Symlinks also provide a way to manage access. Multiple directories each owned by a user can reference a subset of a set of files. This limits visibility in a more complex manner than the file system permissions system permits.

Symlinks are a vital tool to file management and organization.

A symlink is a type of special file whose “data” is a path to the name of a file system object, which could be a:

Also known as a “soft link” in Linux, the term “shortcut” describes symlinks in other operating systems.

It is easy to confuse a symlink with a hard link. A disk’s file system has a number of control blocks called inodes. These describe the details of files and other objects, including where on the disk any associated data is stored. Entries in a Linux directory associate a name, for example “config”, with an inode number. A hard link creates an alias, or an associated name with the same inode number. See the man page for the ln utility for details, particularly limitations on creating and removing hard links.

The symlink (AKA soft link) is a referrer rather than an alias. Think of it as a signpost pointing to where the target file can be found. The Linux system reads the symlink’s file path to reach the target.

Soft links make restoring backups easier than doing so with hard links. Use of symlinks can simplify the installation or update of an application or file system tree.

Symlinks can be used in special cases where the symlink points to another symlink. The Linux system progresses down such a chain of symlinks to get to the final object. When you unlink the head of a symlink chain, you remove only that symlink. When you unlink an intermediate symlink, you break the chain. In both cases, the target remains untouched.

To prevent chain loops from overloading the system, Linux limits the number of hops through a symlink chain to 40.

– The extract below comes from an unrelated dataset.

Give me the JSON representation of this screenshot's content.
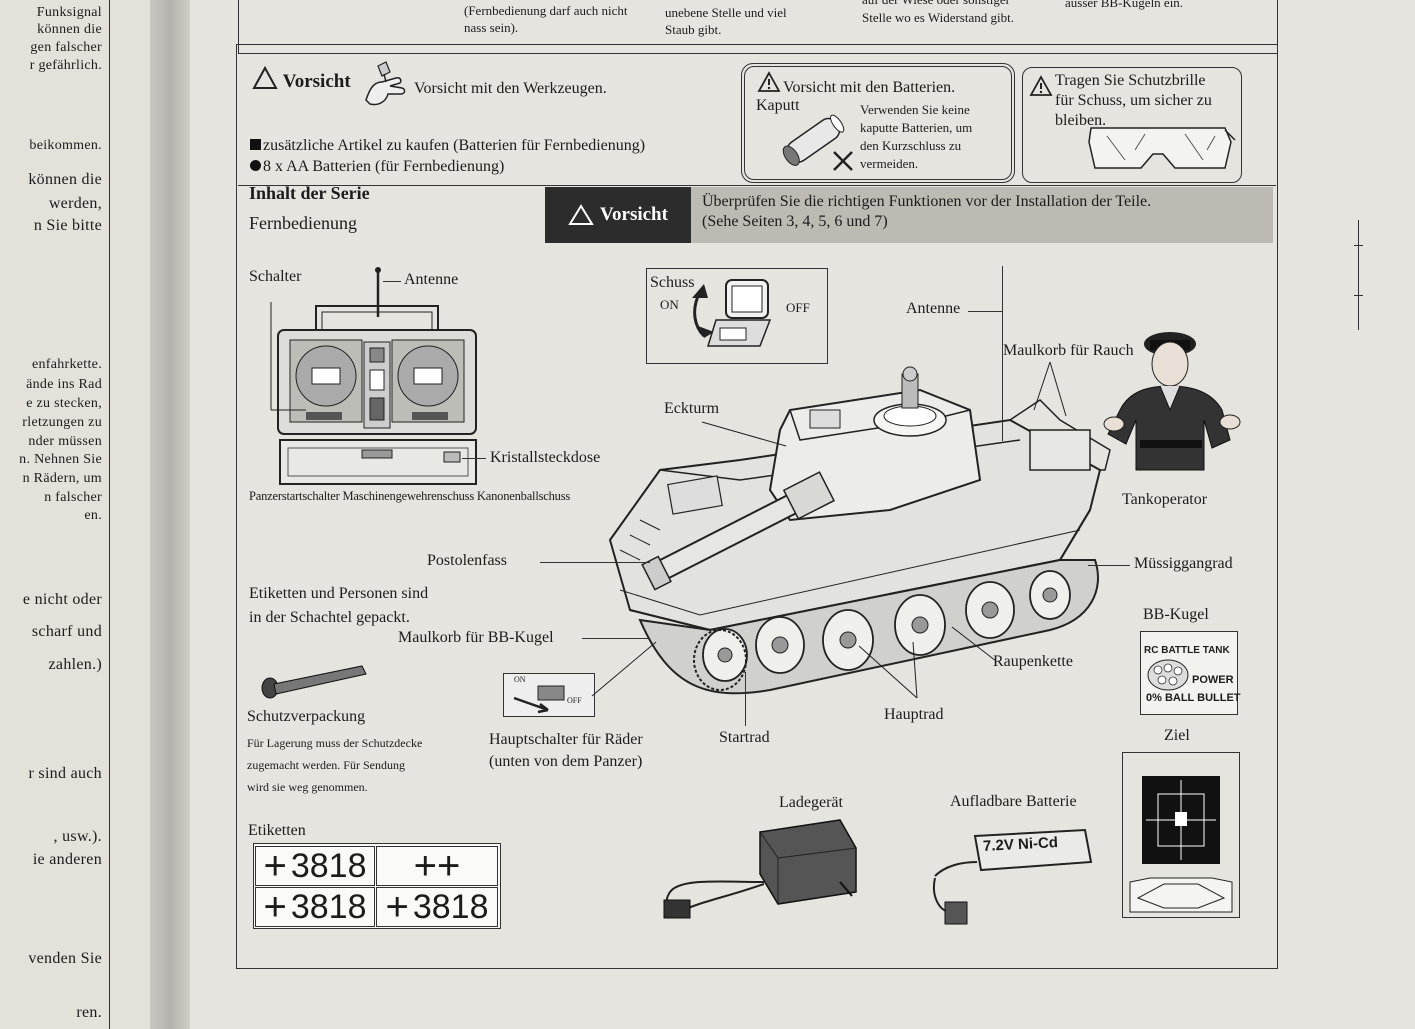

To see all the nodes in a symlink chain, use the namei command. Here is sample output from one computer:

d .
d Desktop
d backup.per
d satch
d Desktop
d ietf
d rfcs
l in-notes -> in-notes
  l in-notes -> in-notes
    l in-notes -> in-notes
      l in-notes -> in-notes

The command follows from the specified directory down the file system tree. In this case, one of the symlinks points to itself – a chain loop that’s pretty direct.

There are various ways to create symbolic links depending on how you want to use them. The basic syntax to create a symlink is as follows:

ln -s </target-directory/target-file> </symlink-directory/example-symlink>

The -s switch is important because it tells the Linux ln command to create a soft link instead of a hard link. The </symlink-directory/> is optional. If not specified, the symlink is created in the current working directory.

When you use the Linux ln command in a shell script, the command returns true (0) on success.

The following example command creates the symlink-file symlink in the current directory, which points to /tmp/reference-file:

ln -s /tmp/reference-file symlink-file
In this example, the file pathname is absolute. You can create a symlink with a relative path. However, make sure that anything using the symlink first sets the current working directory, otherwise the link is broken.

The same command can also be used to create a symlink that points to a directory. The following example command creates the symlink-directory symlink in the current directory, which points to /tmp/reference-directory:

ln -s /tmp/reference-directory symlink-directory

Any reference to symlink-directory acts on the directory /tmp/reference-directory. This includes adding or deleting files in the directory, changing the ownership, and changing the permission if allowed.

If the path in a symlink is wrong, for example a typo, or the target has moved, you can update the link using the -f flag:

ln -sf /tmp/new-reference-directory symlink-directory

This results in the old symlink’s contents being replaced with the new. The -f switch automatically removes any conflicting symlink-filepath files or symlinks if there is a conflict. Making a symlink without the -f switch, using a sympath-name that is already in use, results in the command failing.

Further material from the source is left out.